L’Etat de Genève le sait bien, qui a proposé et étudié le problème de l’accostage de la traversée du lac à l’embouchure du Vengeron (Traversée du lac, contournement est de Genève, mars 2011). Mon projet reprend le projet dessiné par l’Etat.

 

L’intégration du ferroviaire à la traversée me semble offrir d’immenses avantages, je les ai mis en évidence dans des notes précédentes. L’étude montre que cela se donne très bien. Les caractéristiques des tracés sont assez serrées, mais parfaitement admissibles. Les déclivités ne dépassent pas 4 % (Durchmesserlinie à Zurich), et la vitesse de circulation atteindra environ 70 km/heure.

 

La traversée mixte que je propose offre

  • un tracé autoroutier que l’OFROU a déclaré favorable à la répartition des trafics,
  • un tracé ferroviaire raccourcissant d’une vingtaine de minutes les trajets entre la Côte « vaudoise » et les quartiers de la rive gauche de Genève, Eaux-Vives, Champel, et aussi les trois Chêne, Annemasse et la Savoie,
  • un tracé facile, peu profond, ne rencontrant aucun obstacle technique.

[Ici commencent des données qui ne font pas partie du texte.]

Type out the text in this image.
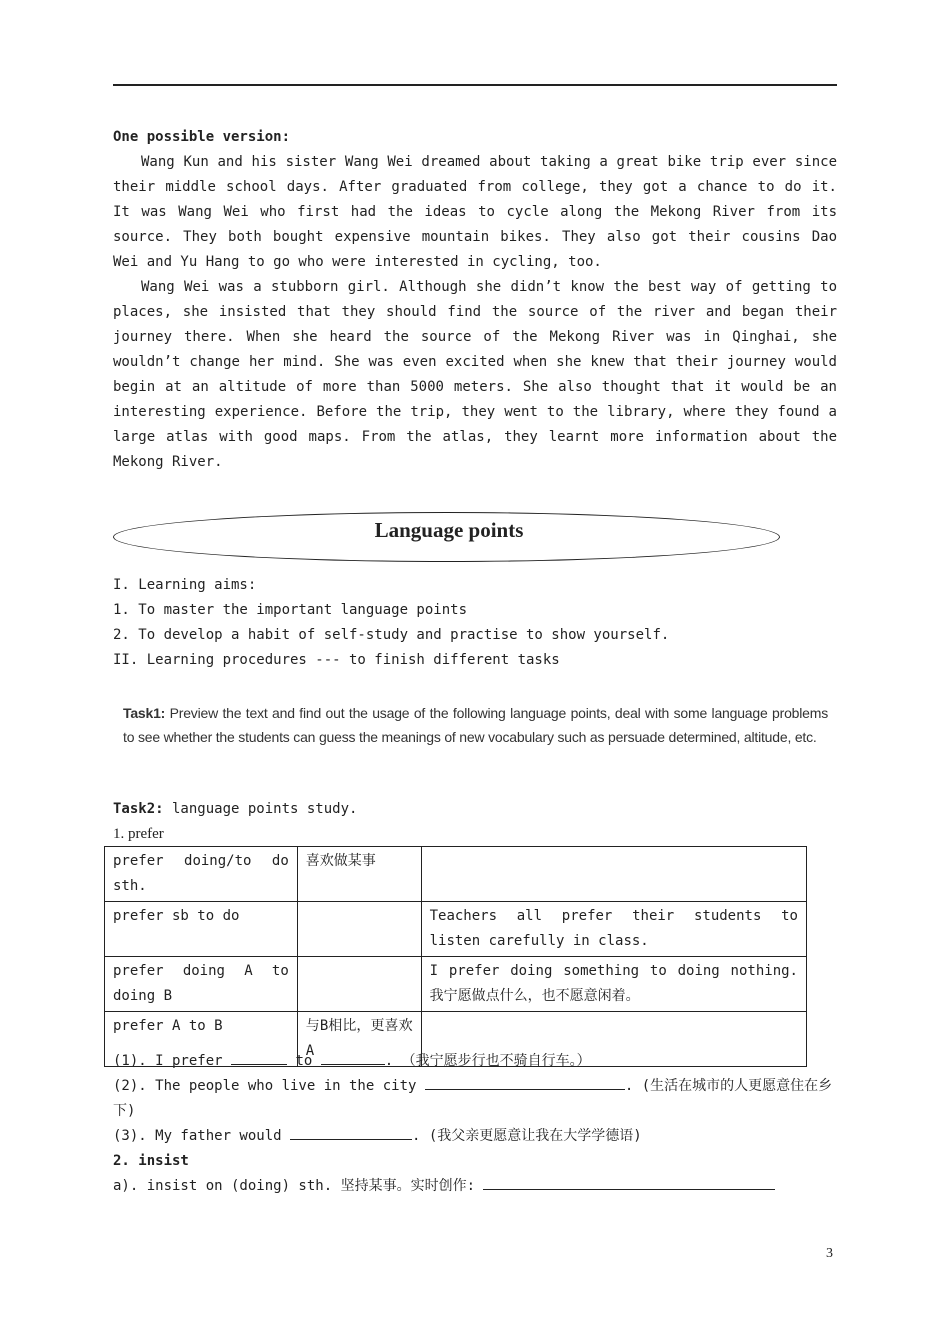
One possible version:

Wang Kun and his sister Wang Wei dreamed about taking a great bike trip ever since their middle school days. After graduated from college, they got a chance to do it. It was Wang Wei who first had the ideas to cycle along the Mekong River from its source. They both bought expensive mountain bikes. They also got their cousins Dao Wei and Yu Hang to go who were interested in cycling, too.

Wang Wei was a stubborn girl. Although she didn’t know the best way of getting to places, she insisted that they should find the source of the river and began their journey there. When she heard the source of the Mekong River was in Qinghai, she wouldn’t change her mind. She was even excited when she knew that their journey would begin at an altitude of more than 5000 meters. She also thought that it would be an interesting experience. Before the trip, they went to the library, where they found a large atlas with good maps. From the atlas, they learnt more information about the Mekong River.

Language points
I. Learning aims:
1. To master the important language points
2. To develop a habit of self-study and practise to show yourself.
II. Learning procedures --- to finish different tasks
Task1: Preview the text and find out the usage of the following language points, deal with some language problems to see whether the students can guess the meanings of new vocabulary such as persuade determined, altitude, etc.
Task2: language points study.
1. prefer
prefer doing/to do sth.	喜欢做某事	
prefer sb to do		Teachers all prefer their students to listen carefully in class.
prefer doing A to doing B		I prefer doing something to doing nothing. 我宁愿做点什么，也不愿意闲着。
prefer A to B	与B相比，更喜欢A	
(1). I prefer	to	. （我宁愿步行也不骑自行车。）
(2). The people who live in the city	. (生活在城市的人更愿意住在乡下)
(3). My father would	. (我父亲更愿意让我在大学学德语)
2. insist
a). insist on (doing) sth. 坚持某事。实时创作:
3
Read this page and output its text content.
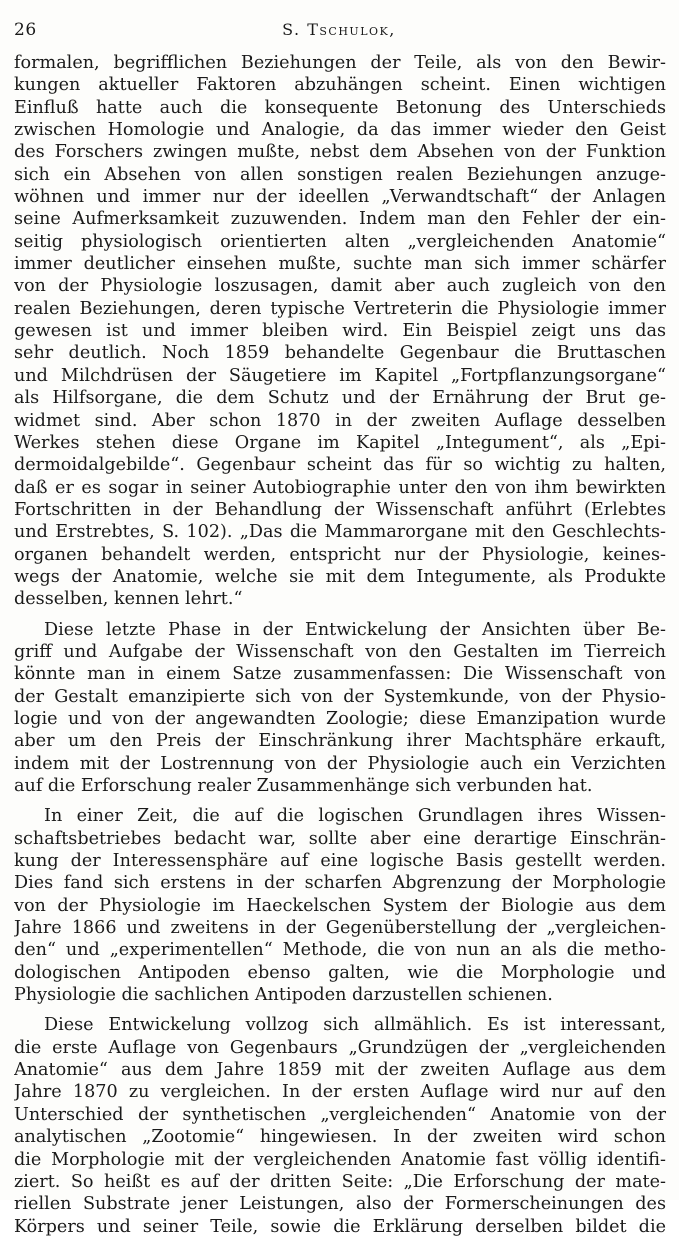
26	S. Tschulok,
formalen, begrifflichen Beziehungen der Teile, als von den Bewir-
kungen aktueller Faktoren abzuhängen scheint. Einen wichtigen
Einfluß hatte auch die konsequente Betonung des Unterschieds
zwischen Homologie und Analogie, da das immer wieder den Geist
des Forschers zwingen mußte, nebst dem Absehen von der Funktion
sich ein Absehen von allen sonstigen realen Beziehungen anzuge-
wöhnen und immer nur der ideellen „Verwandtschaft“ der Anlagen
seine Aufmerksamkeit zuzuwenden. Indem man den Fehler der ein-
seitig physiologisch orientierten alten „vergleichenden Anatomie“
immer deutlicher einsehen mußte, suchte man sich immer schärfer
von der Physiologie loszusagen, damit aber auch zugleich von den
realen Beziehungen, deren typische Vertreterin die Physiologie immer
gewesen ist und immer bleiben wird. Ein Beispiel zeigt uns das
sehr deutlich. Noch 1859 behandelte Gegenbaur die Bruttaschen
und Milchdrüsen der Säugetiere im Kapitel „Fortpflanzungsorgane“
als Hilfsorgane, die dem Schutz und der Ernährung der Brut ge-
widmet sind. Aber schon 1870 in der zweiten Auflage desselben
Werkes stehen diese Organe im Kapitel „Integument“, als „Epi-
dermoidalgebilde“. Gegenbaur scheint das für so wichtig zu halten,
daß er es sogar in seiner Autobiographie unter den von ihm bewirkten
Fortschritten in der Behandlung der Wissenschaft anführt (Erlebtes
und Erstrebtes, S. 102). „Das die Mammarorgane mit den Geschlechts-
organen behandelt werden, entspricht nur der Physiologie, keines-
wegs der Anatomie, welche sie mit dem Integumente, als Produkte
desselben, kennen lehrt.“
Diese letzte Phase in der Entwickelung der Ansichten über Be-
griff und Aufgabe der Wissenschaft von den Gestalten im Tierreich
könnte man in einem Satze zusammenfassen: Die Wissenschaft von
der Gestalt emanzipierte sich von der Systemkunde, von der Physio-
logie und von der angewandten Zoologie; diese Emanzipation wurde
aber um den Preis der Einschränkung ihrer Machtsphäre erkauft,
indem mit der Lostrennung von der Physiologie auch ein Verzichten
auf die Erforschung realer Zusammenhänge sich verbunden hat.
In einer Zeit, die auf die logischen Grundlagen ihres Wissen-
schaftsbetriebes bedacht war, sollte aber eine derartige Einschrän-
kung der Interessensphäre auf eine logische Basis gestellt werden.
Dies fand sich erstens in der scharfen Abgrenzung der Morphologie
von der Physiologie im Haeckelschen System der Biologie aus dem
Jahre 1866 und zweitens in der Gegenüberstellung der „vergleichen-
den“ und „experimentellen“ Methode, die von nun an als die metho-
dologischen Antipoden ebenso galten, wie die Morphologie und
Physiologie die sachlichen Antipoden darzustellen schienen.
Diese Entwickelung vollzog sich allmählich. Es ist interessant,
die erste Auflage von Gegenbaurs „Grundzügen der „vergleichenden
Anatomie“ aus dem Jahre 1859 mit der zweiten Auflage aus dem
Jahre 1870 zu vergleichen. In der ersten Auflage wird nur auf den
Unterschied der synthetischen „vergleichenden“ Anatomie von der
analytischen „Zootomie“ hingewiesen. In der zweiten wird schon
die Morphologie mit der vergleichenden Anatomie fast völlig identifi-
ziert. So heißt es auf der dritten Seite: „Die Erforschung der mate-
riellen Substrate jener Leistungen, also der Formerscheinungen des
Körpers und seiner Teile, sowie die Erklärung derselben bildet die
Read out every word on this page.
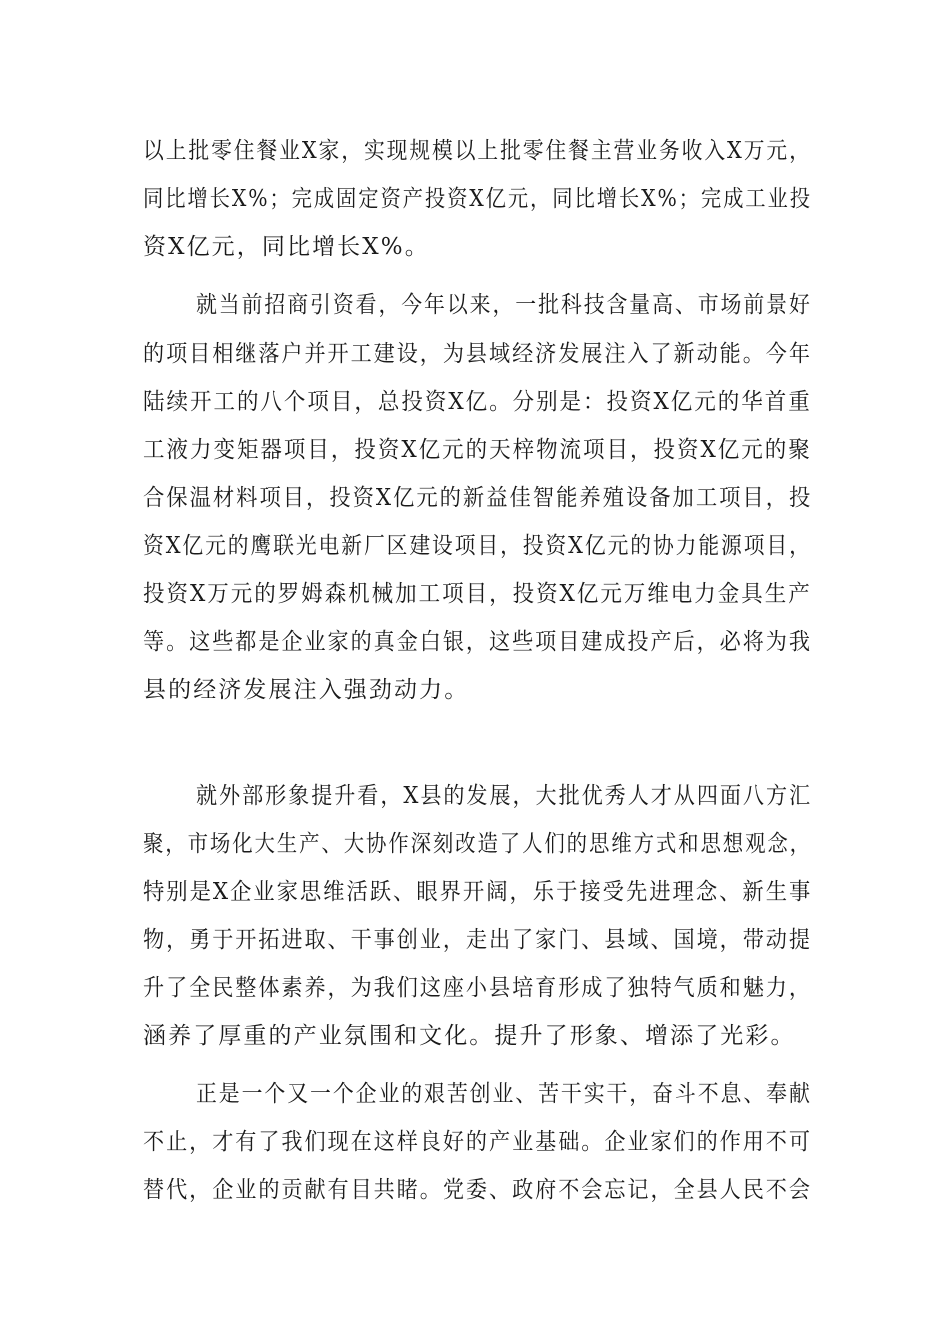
以上批零住餐业X家，实现规模以上批零住餐主营业务收入X万元，
同比增长X%；完成固定资产投资X亿元，同比增长X%；完成工业投
资X亿元，同比增长X%。
就当前招商引资看，今年以来，一批科技含量高、市场前景好
的项目相继落户并开工建设，为县域经济发展注入了新动能。今年
陆续开工的八个项目，总投资X亿。分别是：投资X亿元的华首重
工液力变矩器项目，投资X亿元的天梓物流项目，投资X亿元的聚
合保温材料项目，投资X亿元的新益佳智能养殖设备加工项目，投
资X亿元的鹰联光电新厂区建设项目，投资X亿元的协力能源项目，
投资X万元的罗姆森机械加工项目，投资X亿元万维电力金具生产
等。这些都是企业家的真金白银，这些项目建成投产后，必将为我
县的经济发展注入强劲动力。
就外部形象提升看，X县的发展，大批优秀人才从四面八方汇
聚，市场化大生产、大协作深刻改造了人们的思维方式和思想观念，
特别是X企业家思维活跃、眼界开阔，乐于接受先进理念、新生事
物，勇于开拓进取、干事创业，走出了家门、县域、国境，带动提
升了全民整体素养，为我们这座小县培育形成了独特气质和魅力，
涵养了厚重的产业氛围和文化。提升了形象、增添了光彩。
正是一个又一个企业的艰苦创业、苦干实干，奋斗不息、奉献
不止，才有了我们现在这样良好的产业基础。企业家们的作用不可
替代，企业的贡献有目共睹。党委、政府不会忘记，全县人民不会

Ce que montre la présente étude, c’est que la traversée s’intègre aussi sans  difficulté majeure dans la géographie de la rive droite.

 

Faut-il le rappeler ? La Confédération s’est déclarée ouverte à l’examen d’une traversée autoroutière du lac selon le tracé que je propose, ce qui ouvre la perspective de son inscription dans l’arrêté fédéral sur le réseau des routes nationales, et donc la prise en charge financière de sa réalisation et de son exploitation. Mais ce sera à Genève de se réunir autour d’un tracé, parce que la Confédération ne s’engagera jamais dans une option qui ne serait pas soutenue par les Genevois.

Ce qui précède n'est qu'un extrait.